If you encounter NaN or infinite values in the loss during Sentence Transformer training, start by checking learning rates and optimizer settings. A high learning rate can cause gradient updates to overshoot stable minima, leading to exploding gradients and numerical instability. For example, using a learning rate above 1e-4 without a warmup schedule can destabilize training. Reduce the learning rate (e.g., to 1e-5) and enable gradient clipping (e.g., max_grad_norm=1.0
) to limit large updates. Additionally, verify that your optimizer (e.g., Adam) isn’t accumulating numerical errors in its momentum terms—this can happen with mixed-precision training if not properly configured.
Next, inspect your input data and preprocessing. NaN values often arise from invalid or poorly scaled inputs. Check for empty strings, malformed text, or extreme values in tokenized inputs (e.g., due to rare tokens or incorrect tokenizer settings). For triplet or contrastive loss, ensure that positive/negative pairs are correctly formatted and that embeddings aren’t collapsing (e.g., all outputs becoming nearly identical). For example, if all sentence embeddings are near-zero, cosine similarity calculations might produce NaN. Normalize embeddings (e.g., using L2 normalization) or scale similarity scores to avoid division by zero in loss functions like Softmax or CrossEntropy.

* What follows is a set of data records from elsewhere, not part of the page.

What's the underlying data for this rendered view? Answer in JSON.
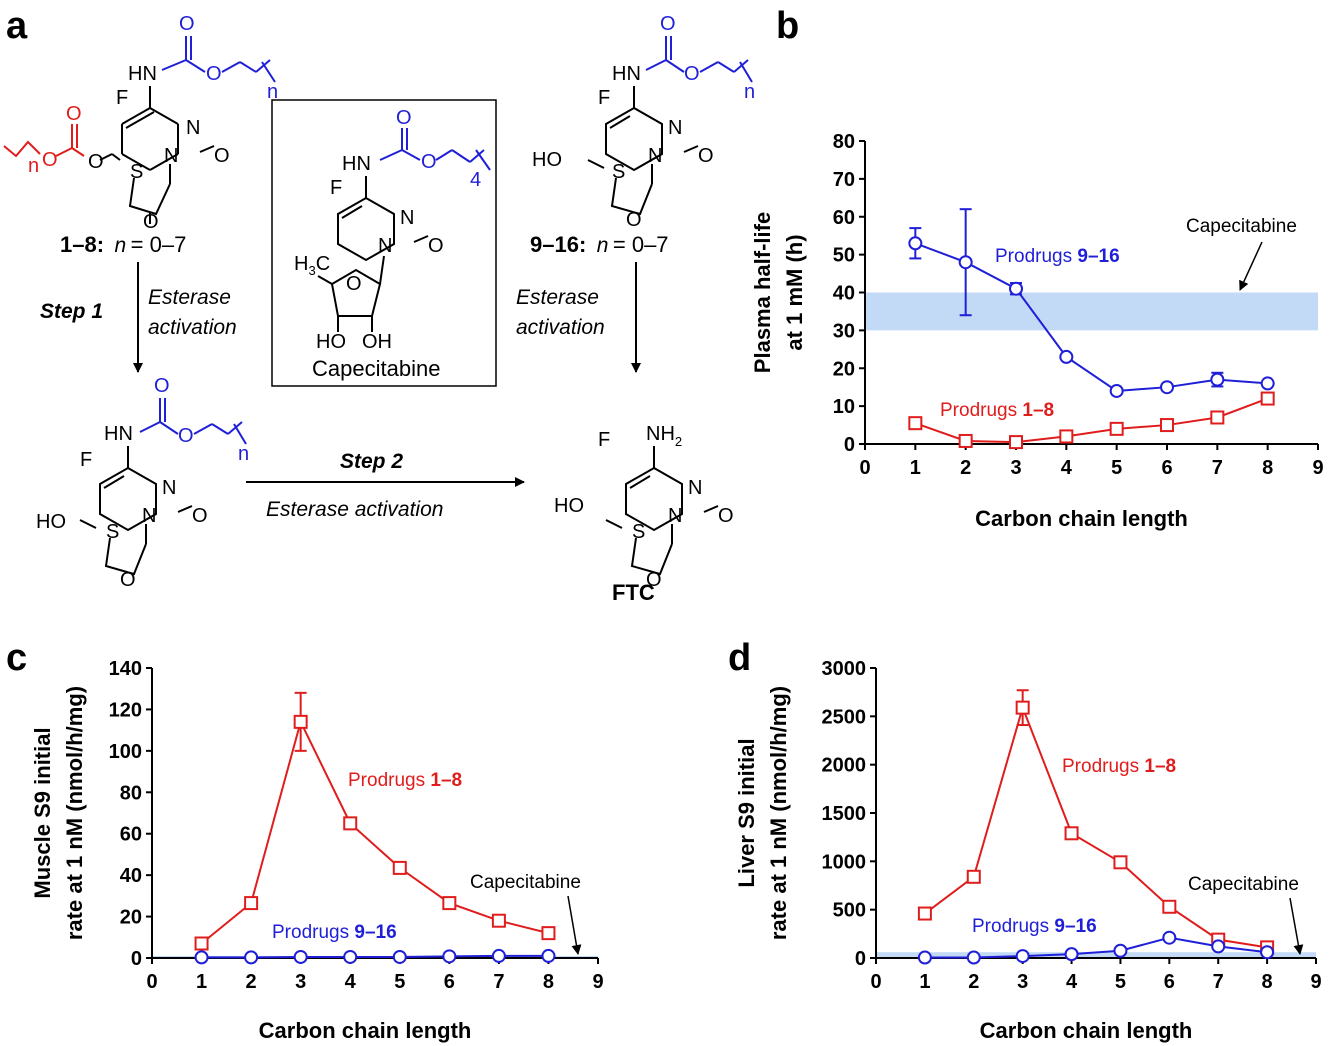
{
  "panel_a": {
    "label": "a",
    "compound_1_8": {
      "ids": "1–8:",
      "n_label": "n",
      "range": " = 0–7"
    },
    "compound_9_16": {
      "ids": "9–16:",
      "n_label": "n",
      "range": " = 0–7"
    },
    "capecitabine_name": "Capecitabine",
    "ftc_name": "FTC",
    "step1_label": "Step 1",
    "step2_label": "Step 2",
    "esterase_line1": "Esterase",
    "esterase_line2": "activation",
    "esterase_full": "Esterase activation",
    "atoms": {
      "F": "F",
      "N": "N",
      "O": "O",
      "S": "S",
      "HN": "HN",
      "HO": "HO",
      "OH": "OH",
      "n": "n",
      "four": "4",
      "H3C": "H",
      "three": "3",
      "C": "C",
      "NH": "NH",
      "two": "2"
    }
  },
  "chart_data": [
    {
      "panel_label": "b",
      "type": "line",
      "title": "",
      "xlabel": "Carbon chain length",
      "ylabel": "Plasma half-life",
      "ylabel2": "at 1 mM (h)",
      "xlim": [
        0,
        9
      ],
      "ylim": [
        0,
        80
      ],
      "xticks": [
        "0",
        "1",
        "2",
        "3",
        "4",
        "5",
        "6",
        "7",
        "8",
        "9"
      ],
      "yticks": [
        "0",
        "10",
        "20",
        "30",
        "40",
        "50",
        "60",
        "70",
        "80"
      ],
      "capecitabine": {
        "label": "Capecitabine",
        "band": [
          30,
          40
        ]
      },
      "series": [
        {
          "name": "Prodrugs ",
          "ids": "9–16",
          "color": "#1f1fd8",
          "marker": "circle",
          "x": [
            1,
            2,
            3,
            4,
            5,
            6,
            7,
            8
          ],
          "values": [
            53,
            48,
            41,
            23,
            14,
            15,
            17,
            16
          ],
          "err": [
            4,
            14,
            1.5,
            0,
            0,
            0,
            1.8,
            0
          ]
        },
        {
          "name": "Prodrugs ",
          "ids": "1–8",
          "color": "#e01d1d",
          "marker": "square",
          "x": [
            1,
            2,
            3,
            4,
            5,
            6,
            7,
            8
          ],
          "values": [
            5.5,
            0.8,
            0.5,
            2,
            4,
            5,
            7,
            12
          ],
          "err": [
            0,
            0,
            0,
            0,
            0,
            0,
            0,
            0
          ]
        }
      ]
    },
    {
      "panel_label": "c",
      "type": "line",
      "title": "",
      "xlabel": "Carbon chain  length",
      "ylabel": "Muscle S9 initial",
      "ylabel2": "rate at 1 nM (nmol/h/mg)",
      "xlim": [
        0,
        9
      ],
      "ylim": [
        0,
        140
      ],
      "xticks": [
        "0",
        "1",
        "2",
        "3",
        "4",
        "5",
        "6",
        "7",
        "8",
        "9"
      ],
      "yticks": [
        "0",
        "20",
        "40",
        "60",
        "80",
        "100",
        "120",
        "140"
      ],
      "capecitabine": {
        "label": "Capecitabine",
        "band": [
          0,
          1
        ]
      },
      "series": [
        {
          "name": "Prodrugs ",
          "ids": "1–8",
          "color": "#e01d1d",
          "marker": "square",
          "x": [
            1,
            2,
            3,
            4,
            5,
            6,
            7,
            8
          ],
          "values": [
            7,
            26.5,
            114,
            65,
            43.5,
            26.5,
            18,
            12
          ],
          "err": [
            0,
            0,
            14,
            0,
            0,
            0,
            0,
            0
          ]
        },
        {
          "name": "Prodrugs ",
          "ids": "9–16",
          "color": "#1f1fd8",
          "marker": "circle",
          "x": [
            1,
            2,
            3,
            4,
            5,
            6,
            7,
            8
          ],
          "values": [
            0.3,
            0.3,
            0.5,
            0.5,
            0.5,
            0.8,
            1,
            1
          ],
          "err": [
            0,
            0,
            0,
            0,
            0,
            0,
            0,
            0
          ]
        }
      ]
    },
    {
      "panel_label": "d",
      "type": "line",
      "title": "",
      "xlabel": "Carbon chain  length",
      "ylabel": "Liver S9 initial",
      "ylabel2": "rate at 1 nM (nmol/h/mg)",
      "xlim": [
        0,
        9
      ],
      "ylim": [
        0,
        3000
      ],
      "xticks": [
        "0",
        "1",
        "2",
        "3",
        "4",
        "5",
        "6",
        "7",
        "8",
        "9"
      ],
      "yticks": [
        "0",
        "500",
        "1000",
        "1500",
        "2000",
        "2500",
        "3000"
      ],
      "capecitabine": {
        "label": "Capecitabine",
        "band": [
          0,
          60
        ]
      },
      "series": [
        {
          "name": "Prodrugs ",
          "ids": "1–8",
          "color": "#e01d1d",
          "marker": "square",
          "x": [
            1,
            2,
            3,
            4,
            5,
            6,
            7,
            8
          ],
          "values": [
            460,
            840,
            2590,
            1290,
            990,
            530,
            190,
            110
          ],
          "err": [
            0,
            0,
            180,
            0,
            0,
            0,
            0,
            0
          ]
        },
        {
          "name": "Prodrugs ",
          "ids": "9–16",
          "color": "#1f1fd8",
          "marker": "circle",
          "x": [
            1,
            2,
            3,
            4,
            5,
            6,
            7,
            8
          ],
          "values": [
            5,
            5,
            20,
            40,
            75,
            210,
            120,
            60
          ],
          "err": [
            0,
            0,
            0,
            0,
            0,
            0,
            0,
            0
          ]
        }
      ]
    }
  ]
}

Finally, review the model architecture and numerical operations. Debug the loss function implementation: for instance, using log
operations without clamping (e.g., log(0)
) can produce NaNs. Check for numerical precision issues in mixed-precision training—disable AMP (Automatic Mixed Precision) temporarily to isolate the problem. If using custom layers, validate that operations like attention scores or pooling aren’t producing invalid values. For example, an uninitialized projection layer might output extreme values. Test with a smaller subset of data and a simplified model (e.g., fewer layers) to identify the root cause. Tools like gradient checking or logging intermediate tensor values (e.g., embeddings, loss components) can pinpoint where NaNs first appear.